Cumhuriyeti Diriltmek

29 Ekim 2022 Cumartesi

Necati Tosuner, son çıkan kitabı “Salgında Öyküler”de, toplum olarak ruh halimizi şöyle betimlemiş:

“Geldiğinden haber olunan, nasıl bir gelişle ve ne zaman buraya ulaşacağı -hemen hemen kesin bir biçimde- önceden bilinen ama hiç önemsenmeyen bıkkınlık, ortalığı öyle hiç gürültü etmeden kaplarken, insanlar ona anlamsız sayılabilir bir şaşkınlıkla bakıyordu.”

Bize, uygarlaşın, kendi kendinizi yönetin, yobazlığa teslim olmayın, bilimle aydınlanın, üretin, insanca yaşayın, birbirinizle didişmeyin, yöneticilerinizi dikkatli seçin diye bir Cumhuriyet bırakmışlar, tam tersi olmuş.

Darbedir, ihanettir, kandırmacadır, satıştır, dönekliktir derken Cumhuriyete karşı yapılacak her türlü cambazlık sonrası toplum, 20 yıl önce, bir bağnaz kadronun giderek tüm özgürlükleri baskılayan iktidarı altına girdi. Dünyadaki tüm atılımlara ayak direttiği ve bağımsız davranabilme yetisini yitirdiği için çürüyüp çöken işbirlikçi bir hanedanın özlemcisi olan ve dini istismar eden bu kadro, başa geçtiğinden beri toplumu gerdi, gericileştirdi, ayrıştırdı, yorgun düşürdü, bıktırdı.
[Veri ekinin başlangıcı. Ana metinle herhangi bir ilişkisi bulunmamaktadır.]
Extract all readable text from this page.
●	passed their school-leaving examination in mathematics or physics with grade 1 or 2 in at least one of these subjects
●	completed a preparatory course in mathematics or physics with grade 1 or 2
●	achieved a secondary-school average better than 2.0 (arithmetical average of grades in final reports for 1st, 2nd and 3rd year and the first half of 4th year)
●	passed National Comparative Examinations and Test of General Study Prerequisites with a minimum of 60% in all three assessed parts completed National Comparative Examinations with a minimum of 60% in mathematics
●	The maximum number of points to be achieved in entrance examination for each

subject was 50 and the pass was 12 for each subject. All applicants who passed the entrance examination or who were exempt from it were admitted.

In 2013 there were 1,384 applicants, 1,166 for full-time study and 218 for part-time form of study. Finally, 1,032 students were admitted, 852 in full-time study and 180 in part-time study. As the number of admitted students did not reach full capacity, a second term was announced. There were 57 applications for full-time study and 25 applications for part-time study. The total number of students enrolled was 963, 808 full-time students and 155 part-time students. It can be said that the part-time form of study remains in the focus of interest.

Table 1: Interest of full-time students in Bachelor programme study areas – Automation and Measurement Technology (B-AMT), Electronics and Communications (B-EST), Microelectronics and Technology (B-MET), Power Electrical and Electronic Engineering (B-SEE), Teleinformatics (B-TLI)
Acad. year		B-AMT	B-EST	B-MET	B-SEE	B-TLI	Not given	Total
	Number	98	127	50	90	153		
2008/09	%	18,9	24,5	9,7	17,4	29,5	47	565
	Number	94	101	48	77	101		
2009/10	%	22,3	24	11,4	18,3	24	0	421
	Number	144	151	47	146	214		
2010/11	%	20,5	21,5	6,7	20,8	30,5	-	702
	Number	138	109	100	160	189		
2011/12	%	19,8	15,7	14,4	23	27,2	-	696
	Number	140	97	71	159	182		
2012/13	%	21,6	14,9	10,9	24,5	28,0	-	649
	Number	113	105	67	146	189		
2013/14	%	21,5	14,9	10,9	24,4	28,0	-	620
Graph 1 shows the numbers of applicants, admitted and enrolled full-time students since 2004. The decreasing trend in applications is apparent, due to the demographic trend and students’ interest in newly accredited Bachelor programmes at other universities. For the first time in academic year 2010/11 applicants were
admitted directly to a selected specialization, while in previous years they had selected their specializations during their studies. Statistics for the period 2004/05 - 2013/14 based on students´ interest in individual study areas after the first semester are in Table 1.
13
O bıkkınlık, Necati Tosuner’in öyküsündeki gibi ortalığı sessizce kapladı ve şimdi yurttaşlar ona anlamsız bir şaşkınlıkla bakıyor.

Öyleyse, toplumu sarsmak gerek. Uyarmak, uyandırmak, doğrusunu göstermek, en önemlisi “Senin bir Cumhuriyetin var, ne duruyorsun, sahip çık” demek gerek.
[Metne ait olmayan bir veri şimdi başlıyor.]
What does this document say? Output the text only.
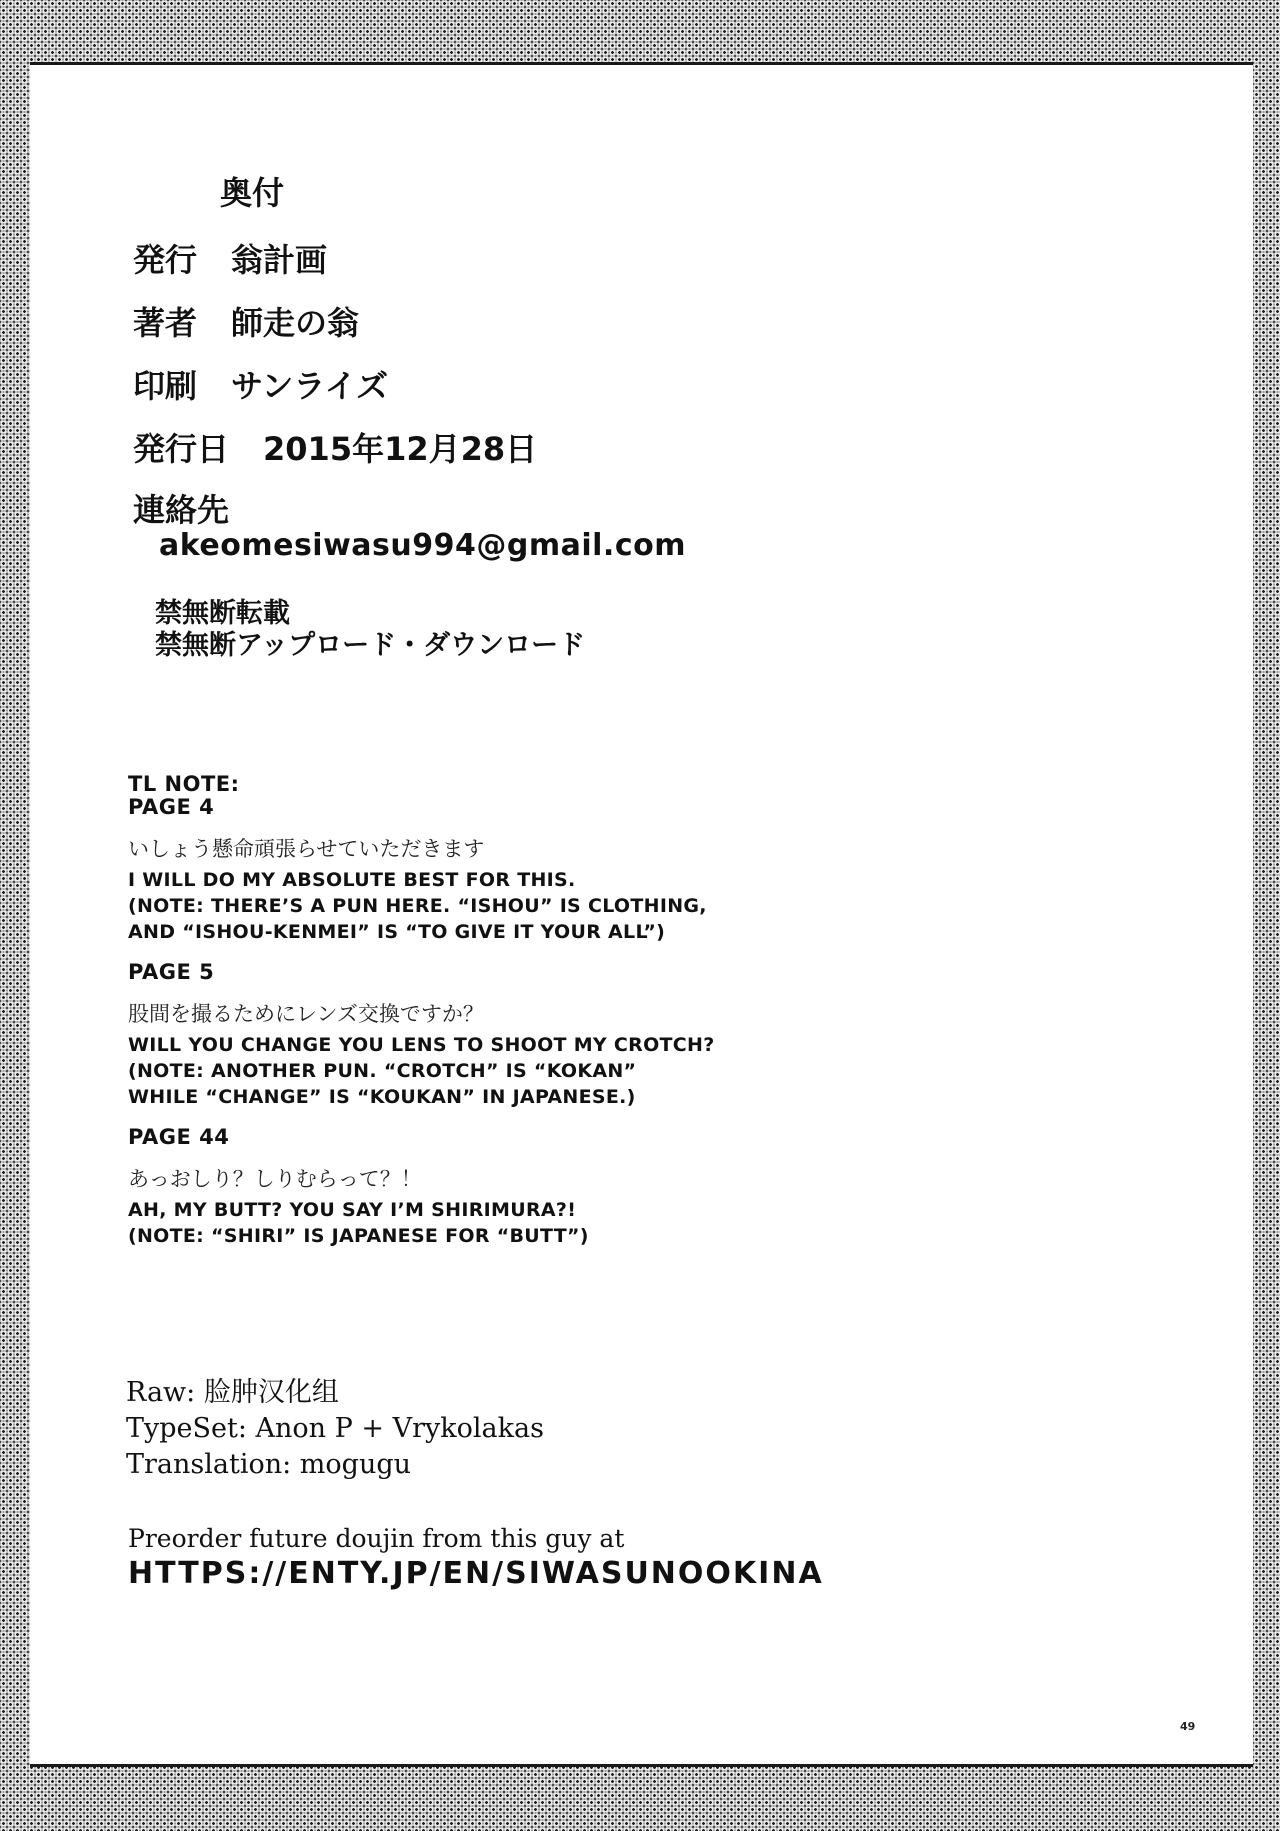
奥付

発行 翁計画
著者 師走の翁
印刷 サンライズ
発行日 2015年12月28日

連絡先

akeomesiwasu994@gmail.com

禁無断転載

禁無断アップロード・ダウンロード

TL NOTE:

PAGE 4

いしょう懸命頑張らせていただきます

I WILL DO MY ABSOLUTE BEST FOR THIS.

(NOTE: THERE’S A PUN HERE. “ISHOU” IS CLOTHING,

AND “ISHOU-KENMEI” IS “TO GIVE IT YOUR ALL”)

PAGE 5

股間を撮るためにレンズ交換ですか？

WILL YOU CHANGE YOU LENS TO SHOOT MY CROTCH?

(NOTE: ANOTHER PUN. “CROTCH” IS “KOKAN”

WHILE “CHANGE” IS “KOUKAN” IN JAPANESE.)

PAGE 44

あっおしり？しりむらって？！

AH, MY BUTT? YOU SAY I’M SHIRIMURA?!

(NOTE: “SHIRI” IS JAPANESE FOR “BUTT”)

Raw: 脸肿汉化组

TypeSet: Anon P + Vrykolakas

Translation: mogugu

Preorder future doujin from this guy at

HTTPS://ENTY.JP/EN/SIWASUNOOKINA

49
Cumhuriyeti ancak üstündeki ölü toprağını atacak olan toplum yeniden diriltebilir. 

Beklenti ve inanç bunu gerektirir.

DÜŞÜNME VARMIŞ GİBİ

Devrimleri savunması gerekenlerin suskunluğu, ödüncülüğü; ister istemez karşıdevrimcileri azgınlığa itiyor.

AKP’li Mahir Ünal’ın “Cumhuriyet bizim lügatimizi, alfabemizi, dilimizi, bütün düşünmemizi yok etmiştir” sözleri, iliştirilmiş basını, işi “Yazıyı değiştirmek bir soykırımdır” demeye kadar vardırdı.

Ümmetçiye ulusun ve ulusal dilin ne olduğunu anlatmak ne denli zorsa, kör cahile ya da cahil kalmakta direnene Türk alfabesinin okuma yazmayı ne denli kolaylaştırdığını kabul ettirmek de o denli zordur.

Yüzyıllarca düşünceyi, düşünmeyi ve düşünüleni yaymayı yasaklamış, yok saymış, dogmadan kafasını kaldıramamış, kendi halkına ve topraklarına yaban diye bakan bir imparatorluğu hortlatmak isteyenlerin 21. yüzyılda vardıkları yer ortadadır:

Cumhuriyetin 100. yılı şerefine sansür yasasını çıkardılar. Devletin televizyonu, belgesel dizisindeki antilopların “edep yerlerini” kapatıyor. Ülkenin ulusal çıkarlarını savundukları için emekli subaylar içeride. Kadınlar yasaklı, kadınlar köle.

Üniversiteler medreseye dönüştürülmüş. Sübyan mektepleri açılmış. Okullar baştan aşağıya imam okulu olmuş. Hizbullahçılara, Talibancılara “Âlimler ve Medreseler Birliği” toplantısı düzenletiliyor. Kamu kurumlarında tarikat ve cemaatler cirit atıyor.

Halkın cebi delik, Hazine tamtakır. 

Düşünmeyeceğiz, konuşmayacağız, yazmayacağız. Yalnızca Saray’daki  konuşacak, yerecek, suçlayacak. 

Osmanlı’nın yok saydığı gürül gürül Türkçe ile ne demiş Karacaoğlan?

“Yiğit yiğide yâr olur / Kötülerde ham süt olur / Kara gün ömrü az olur / Gamlanma gönül gamlanma”

NE OLACAK ŞİMDİ?

Durup dururken yapılan türban çıkışı, döndü dolaştı, “sapkın akımların dayatmalarına karşı ailenin korunması” da eklenerek anayasa değişikliği önerisi hazırlanmasına, “Sıkıyorsa gel bu işi referanduma götürelim” çağrısına değin gitti. 

Tüpü sıkarsanız, macunu geri sokmak olası değildir.